Intersection: Find common elements in two elements eg:rdd.intersection (ohter) Result:{3}

Substract () Remove the contents of the Rdd eg:rdd.substract (other) result:{1,2}

Cartesian () with another Rdd Eg:rdd.cartesian (other) result:{(1,3), (1,4), (1,5) .... (3,5)}

All of the above are transformation operations, down action action

9.reduce parallel integration of all data in the RDD

Val lines1 = sc.parallelize (List (1,2,3,3= x + y)

10.reducebykey the simplest is to achieve the number of wordcount statistics, the principle is that the map function to convert the RDD into a two-tuple, and then through the reducebykey of the Yuan zu.

Val Linesrdd = Sc.textfile ("Yangsy.txt")
Val count = linesrdd.flatmap (line = Line.split ("")). Map (Word = = (word,1)).
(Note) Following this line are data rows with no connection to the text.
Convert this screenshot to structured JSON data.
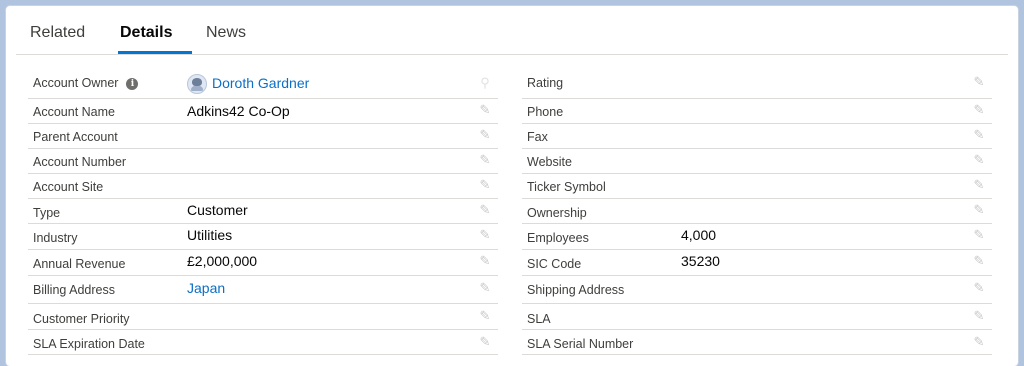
{
  "tabs": [
    {
      "label": "Related"
    },
    {
      "label": "Details"
    },
    {
      "label": "News"
    }
  ],
  "active_tab": "Details",
  "details_left": [
    {
      "label": "Account Owner",
      "value": "Doroth Gardner"
    },
    {
      "label": "Account Name",
      "value": "Adkins42 Co-Op"
    },
    {
      "label": "Parent Account",
      "value": ""
    },
    {
      "label": "Account Number",
      "value": ""
    },
    {
      "label": "Account Site",
      "value": ""
    },
    {
      "label": "Type",
      "value": "Customer"
    },
    {
      "label": "Industry",
      "value": "Utilities"
    },
    {
      "label": "Annual Revenue",
      "value": "£2,000,000"
    },
    {
      "label": "Billing Address",
      "value": "Japan"
    },
    {
      "label": "Customer Priority",
      "value": ""
    },
    {
      "label": "SLA Expiration Date",
      "value": ""
    }
  ],
  "details_right": [
    {
      "label": "Rating",
      "value": ""
    },
    {
      "label": "Phone",
      "value": ""
    },
    {
      "label": "Fax",
      "value": ""
    },
    {
      "label": "Website",
      "value": ""
    },
    {
      "label": "Ticker Symbol",
      "value": ""
    },
    {
      "label": "Ownership",
      "value": ""
    },
    {
      "label": "Employees",
      "value": "4,000"
    },
    {
      "label": "SIC Code",
      "value": "35230"
    },
    {
      "label": "Shipping Address",
      "value": ""
    },
    {
      "label": "SLA",
      "value": ""
    },
    {
      "label": "SLA Serial Number",
      "value": ""
    }
  ],
  "icons": {
    "info": "info-icon",
    "edit": "pencil-edit-icon",
    "avatar": "user-avatar-icon"
  },
  "colors": {
    "accent": "#0176d3",
    "link": "#0b6fc6",
    "background": "#b0c4df"
  }
}
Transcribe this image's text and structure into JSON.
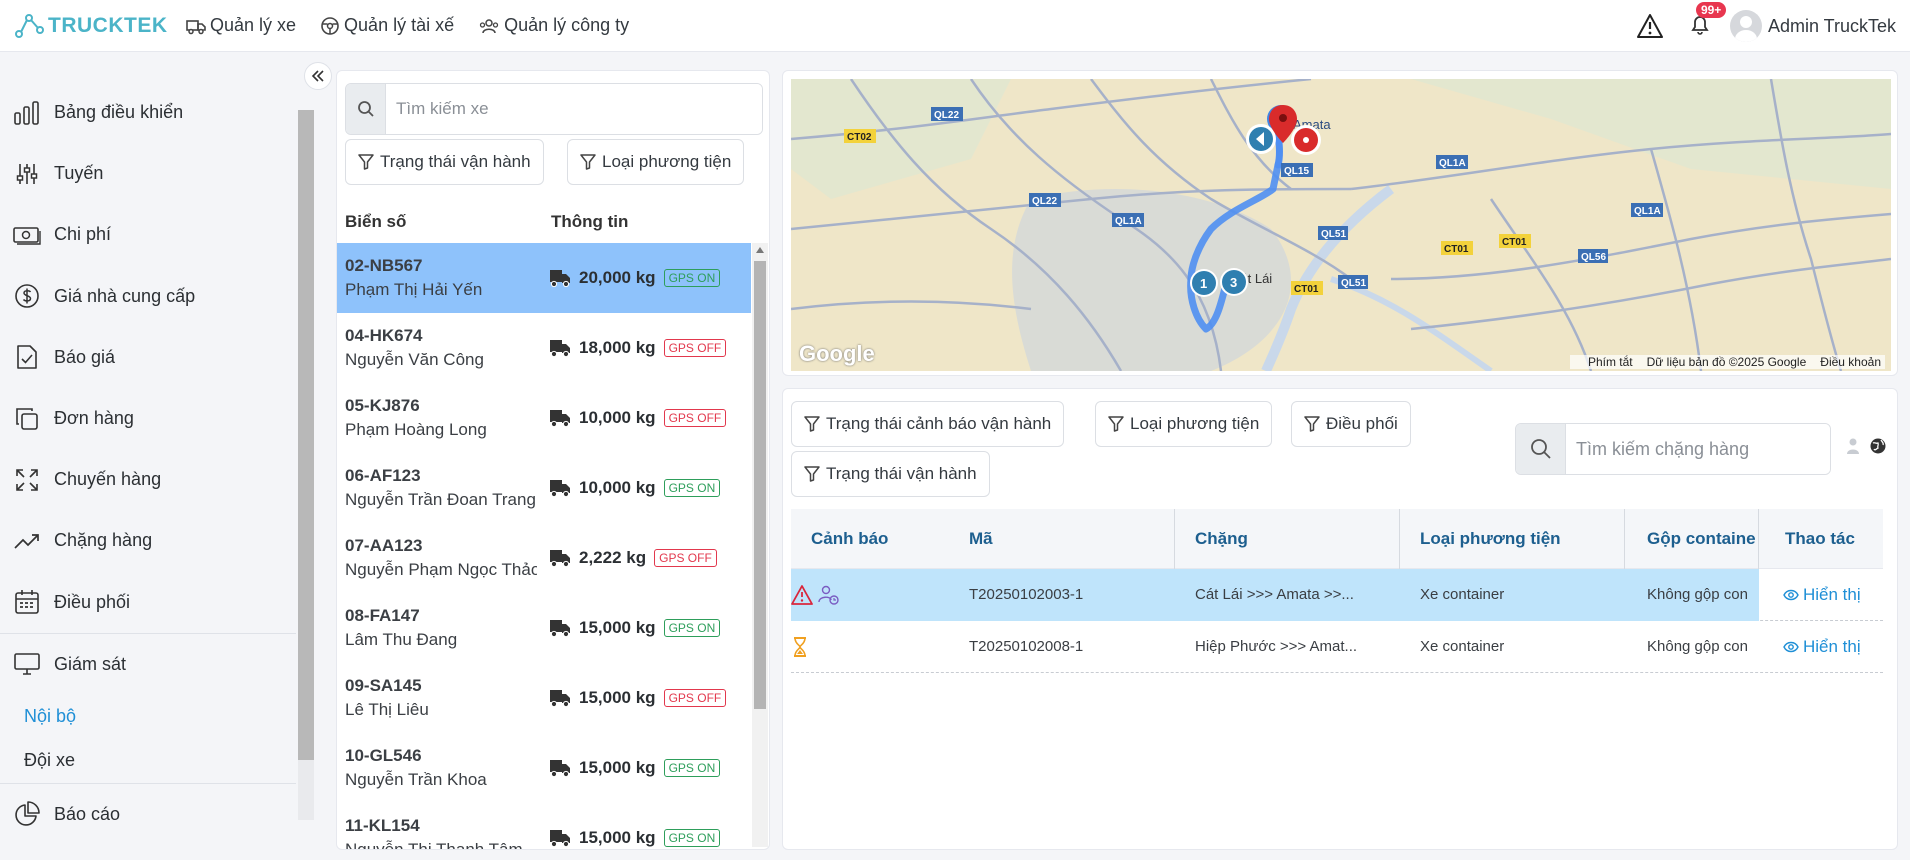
{
  "app": {
    "brand": "TRUCKTEK",
    "nav": [
      {
        "label": "Quản lý xe",
        "icon": "truck-icon"
      },
      {
        "label": "Quản lý tài xế",
        "icon": "steering-wheel-icon"
      },
      {
        "label": "Quản lý công ty",
        "icon": "users-icon"
      }
    ],
    "notification_badge": "99+",
    "user_name": "Admin TruckTek"
  },
  "sidebar": {
    "items": [
      {
        "label": "Bảng điều khiển",
        "icon": "bar-chart-icon"
      },
      {
        "label": "Tuyến",
        "icon": "sliders-icon"
      },
      {
        "label": "Chi phí",
        "icon": "money-icon"
      },
      {
        "label": "Giá nhà cung cấp",
        "icon": "dollar-icon"
      },
      {
        "label": "Báo giá",
        "icon": "document-check-icon"
      },
      {
        "label": "Đơn hàng",
        "icon": "copy-icon"
      },
      {
        "label": "Chuyến hàng",
        "icon": "expand-icon"
      },
      {
        "label": "Chặng hàng",
        "icon": "trend-icon"
      },
      {
        "label": "Điều phối",
        "icon": "calendar-icon"
      },
      {
        "label": "Giám sát",
        "icon": "monitor-icon"
      }
    ],
    "sub_items": [
      {
        "label": "Nội bộ",
        "active": true
      },
      {
        "label": "Đội xe",
        "active": false
      }
    ],
    "report": {
      "label": "Báo cáo",
      "icon": "pie-chart-icon"
    }
  },
  "vehicles": {
    "search_placeholder": "Tìm kiếm xe",
    "filters": [
      "Trạng thái vận hành",
      "Loại phương tiện"
    ],
    "columns": [
      "Biển số",
      "Thông tin"
    ],
    "rows": [
      {
        "plate": "02-NB567",
        "driver": "Phạm Thị Hải Yến",
        "weight": "20,000 kg",
        "gps": "GPS ON"
      },
      {
        "plate": "04-HK674",
        "driver": "Nguyễn Văn Công",
        "weight": "18,000 kg",
        "gps": "GPS OFF"
      },
      {
        "plate": "05-KJ876",
        "driver": "Phạm Hoàng Long",
        "weight": "10,000 kg",
        "gps": "GPS OFF"
      },
      {
        "plate": "06-AF123",
        "driver": "Nguyễn Trần Đoan Trang",
        "weight": "10,000 kg",
        "gps": "GPS ON"
      },
      {
        "plate": "07-AA123",
        "driver": "Nguyễn Phạm Ngọc Thảo",
        "weight": "2,222 kg",
        "gps": "GPS OFF"
      },
      {
        "plate": "08-FA147",
        "driver": "Lâm Thu Đang",
        "weight": "15,000 kg",
        "gps": "GPS ON"
      },
      {
        "plate": "09-SA145",
        "driver": "Lê Thị Liêu",
        "weight": "15,000 kg",
        "gps": "GPS OFF"
      },
      {
        "plate": "10-GL546",
        "driver": "Nguyễn Trần Khoa",
        "weight": "15,000 kg",
        "gps": "GPS ON"
      },
      {
        "plate": "11-KL154",
        "driver": "Nguyễn Thị Thanh Tâm",
        "weight": "15,000 kg",
        "gps": "GPS ON"
      }
    ]
  },
  "map": {
    "labels": {
      "ql22a": "QL22",
      "ct02": "CT02",
      "ql22b": "QL22",
      "ql1a_a": "QL1A",
      "ql1a_b": "QL1A",
      "ql1a_c": "QL1A",
      "ql15": "QL15",
      "ql51a": "QL51",
      "ql51b": "QL51",
      "ct01a": "CT01",
      "ct01b": "CT01",
      "ct01c": "CT01",
      "ql56": "QL56"
    },
    "places": {
      "amata": "Amata",
      "catlai": "Cát Lái"
    },
    "markers": [
      "1",
      "3"
    ],
    "google": "Google",
    "footer": [
      "Phím tắt",
      "Dữ liệu bản đồ ©2025 Google",
      "Điều khoản"
    ]
  },
  "segments": {
    "filters": [
      "Trạng thái cảnh báo vận hành",
      "Loại phương tiện",
      "Điều phối",
      "Trạng thái vận hành"
    ],
    "search_placeholder": "Tìm kiếm chặng hàng",
    "columns": [
      "Cảnh báo",
      "Mã",
      "Chặng",
      "Loại phương tiện",
      "Gộp containe",
      "Thao tác"
    ],
    "rows": [
      {
        "code": "T20250102003-1",
        "route": "Cát Lái >>> Amata >>...",
        "vehicle_type": "Xe container",
        "merge": "Không gộp con",
        "action": "Hiển thị",
        "warning": [
          "warning-triangle-icon",
          "driver-clock-icon"
        ]
      },
      {
        "code": "T20250102008-1",
        "route": "Hiệp Phước >>> Amat...",
        "vehicle_type": "Xe container",
        "merge": "Không gộp con",
        "action": "Hiển thị",
        "warning": [
          "hourglass-icon"
        ]
      }
    ]
  },
  "colors": {
    "brand": "#4bb4c8",
    "selected_row": "#8ec2fb",
    "table_selected": "#bfe4fb",
    "link": "#1f8fd6",
    "gps_on": "#2e9e5b",
    "gps_off": "#e2384d"
  }
}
Reducebykey (_+_). Collect ()

The 11.aggregate function is similar to reduce, but returns a different type of function

Val result = Input.aggregate ((0,0)) (acc.value) = (acc._1+value,acc._2+1), (ACC1,ACC2) = (acc1._1 + acc2._1, acc1. _2 + acc2._2))
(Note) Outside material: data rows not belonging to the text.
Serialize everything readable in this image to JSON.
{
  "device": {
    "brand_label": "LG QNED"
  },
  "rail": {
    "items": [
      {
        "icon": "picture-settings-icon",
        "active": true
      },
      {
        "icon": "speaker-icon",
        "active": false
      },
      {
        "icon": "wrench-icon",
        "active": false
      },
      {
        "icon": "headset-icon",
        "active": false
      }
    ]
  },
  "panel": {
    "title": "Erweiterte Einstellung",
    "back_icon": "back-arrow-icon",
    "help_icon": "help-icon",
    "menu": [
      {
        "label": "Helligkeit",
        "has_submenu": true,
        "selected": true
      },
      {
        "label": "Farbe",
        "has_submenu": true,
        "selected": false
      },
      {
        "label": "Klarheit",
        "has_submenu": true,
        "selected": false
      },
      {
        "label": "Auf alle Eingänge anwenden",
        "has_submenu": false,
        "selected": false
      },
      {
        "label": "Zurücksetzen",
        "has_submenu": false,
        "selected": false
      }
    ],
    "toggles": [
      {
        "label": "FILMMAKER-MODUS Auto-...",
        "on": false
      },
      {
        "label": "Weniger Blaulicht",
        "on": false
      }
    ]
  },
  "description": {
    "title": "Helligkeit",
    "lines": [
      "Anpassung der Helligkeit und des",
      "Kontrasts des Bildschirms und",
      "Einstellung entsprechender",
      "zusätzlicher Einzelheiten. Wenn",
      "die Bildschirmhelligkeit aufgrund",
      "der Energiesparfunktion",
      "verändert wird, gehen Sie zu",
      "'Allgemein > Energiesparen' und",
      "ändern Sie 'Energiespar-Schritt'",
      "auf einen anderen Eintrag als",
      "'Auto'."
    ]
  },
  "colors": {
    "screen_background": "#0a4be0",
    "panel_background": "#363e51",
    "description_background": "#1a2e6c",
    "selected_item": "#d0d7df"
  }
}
There are a lot more like count (), take (num) and so on do not practice

The 12.collect function and the foreach function have actually been used, and there's not much to say here.

Summarize the action action of the RDD:

Operation of an RDD with data {1,2,3,3}

Collect: Returns all elements in the Rdd Rdd.collect ()

The number of elements in the Count:rdd

Countbyvalue: Returns the number of occurrences of each element in the RDD: Eg:rdd.countByValue () [(+), (2,1), (3,2) ....]

Take (num): Returns num elements from an RDD

Top (num): Returns the first NUM element from the RDD

Takesample (Withreplacement,num,[seed]): Returns any element from the Rdd eg:rdd.takeSample (false,1)

Reduce (func): Consolidates all data rdd.reduce (x, y) and X + y in the rdd in parallel

foreach (func): Use the given function for each element in the RDD

You can call the Unpersist () function when calling the persist () function to cache the data as if memory wants to be deleted

Spark RDD transformation with action function consolidation (not finished)

Contact Us

The content source of this page is from Internet, which doesn't represent Alibaba Cloud's opinion; products and services mentioned on that page don't have any relationship with Alibaba Cloud. If the content of the page makes you feel confusing, please write us an email, we will handle the problem within 5 days after receiving your email.

If you find any instances of plagiarism from the community, please send an email to: info-contact@alibabacloud.com and provide relevant evidence. A staff member will contact you within 5 working days.

A Free Trial That Lets You Build Big!

Start building with 50+ products and up to 12 months usage for Elastic Compute Service

  • Sales Support

    1 on 1 presale consultation

  • After-Sales Support

    24/7 Technical Support 6 Free Tickets per Quarter Faster Response

  • Alibaba Cloud offers highly flexible support services tailored to meet your exact needs.